1. The defendant took a sale-deed from the plaintiff's 2nd witness, who is the plaintiff's brother's widow. The plaintiff alleges in his plaint that he and his deceased brother were undivided, and that, after the latter's death, he became the sole owner of the plaint property and was in possession, and that his brother's widow executed a sale-deed in favour of the defendant, purporting to treat the property as hers by right of inheritance from her husband. The plaintiff asked for a declaration that the sale in favour of the defendant would not affect his rights in the property. Both the Courts have found against the plaintiff both on the question of his right as survivor to succeed to the property on his brother's death and on the question of possession. They have held that the plaintiff and his brother were divided. On the question of the validity of the alienation, the Munsif found that Rs. 1,000 was borrowed by the widow for defraying the expenses of her daughter's marriage and for the balance of Rs. 250, she received a hypothecation document from the vendee charging the lands sold. This was the case set up by the defendant himself. It is quite clear that the widow would have no right to sell her husband's property for a consideration to be received by her in future, when there is no allegation that there was any pressing necessity to provide for any expenses in the future in the interests of her husband's estate. It is not alleged in this case that Rs. 250 was wanted for any urgent necessity in the near future.

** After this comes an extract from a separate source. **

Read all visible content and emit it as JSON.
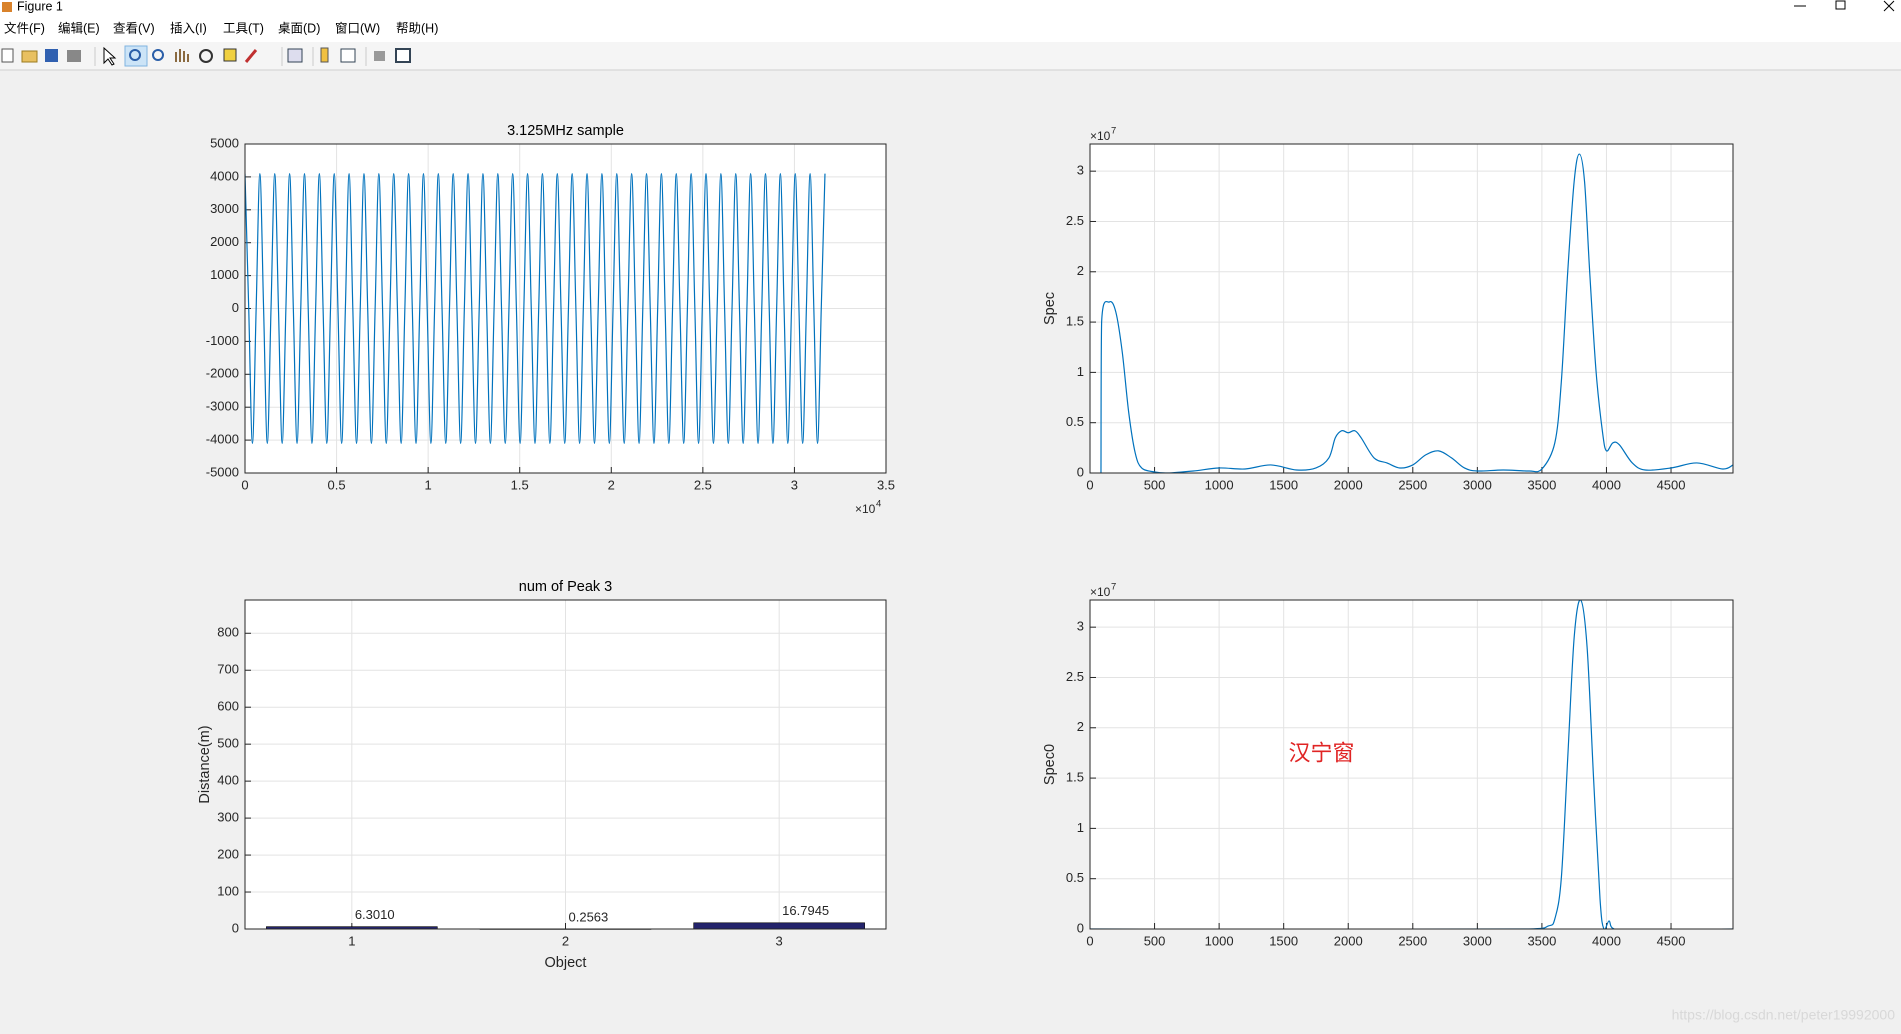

2. The alienation, therefore, cannot apparently be supported as one binding on the reversioner. But this question really did not arise in the case, for the right which the plaintiff wanted to be declared was a present right as owner of the property, he having obtained the sole title by survivorship on the death of his brother. In such a case, no question of the validity of the alienation with respect to its effect on the rights of reversioners arises. If the widow did not succeed to the property as her husband's heir, then the alienation would be absolutely void as against the plaintiff, the present owner, and the character of the alienation would, in that case, also be equally unnecessary. The appellant's Counsel presses for a declaration that the alienation would not affect his reversionary rights. This, as already stated, was not the right which he sought to be declared in his plaint, and it is quite possible that the defendant, notwithstanding the framing of the third issue regarding the character of the alienation, might not have adduced all his evidence relating to that question, as he might have been advised that any finding on that issue would not affect the decree which the Court should pass in the case. And I do not think this is a case in which the Court should permit the plaintiff to vary the cause of action on which he came into Court and grant the discretionary relief of declaration. I have no doubt that the Court would be well advised not to exercise its discretion in such a case in favour of the plaintiff.
3. I would, therefore, dismiss the second appeal without pronouncing a decisive opinion on the third issue. I have already stated that I would not be prepared to accept the finding of the lower Appellate Court that the alienation is binding on the plaintiff. I dismiss the second appeal.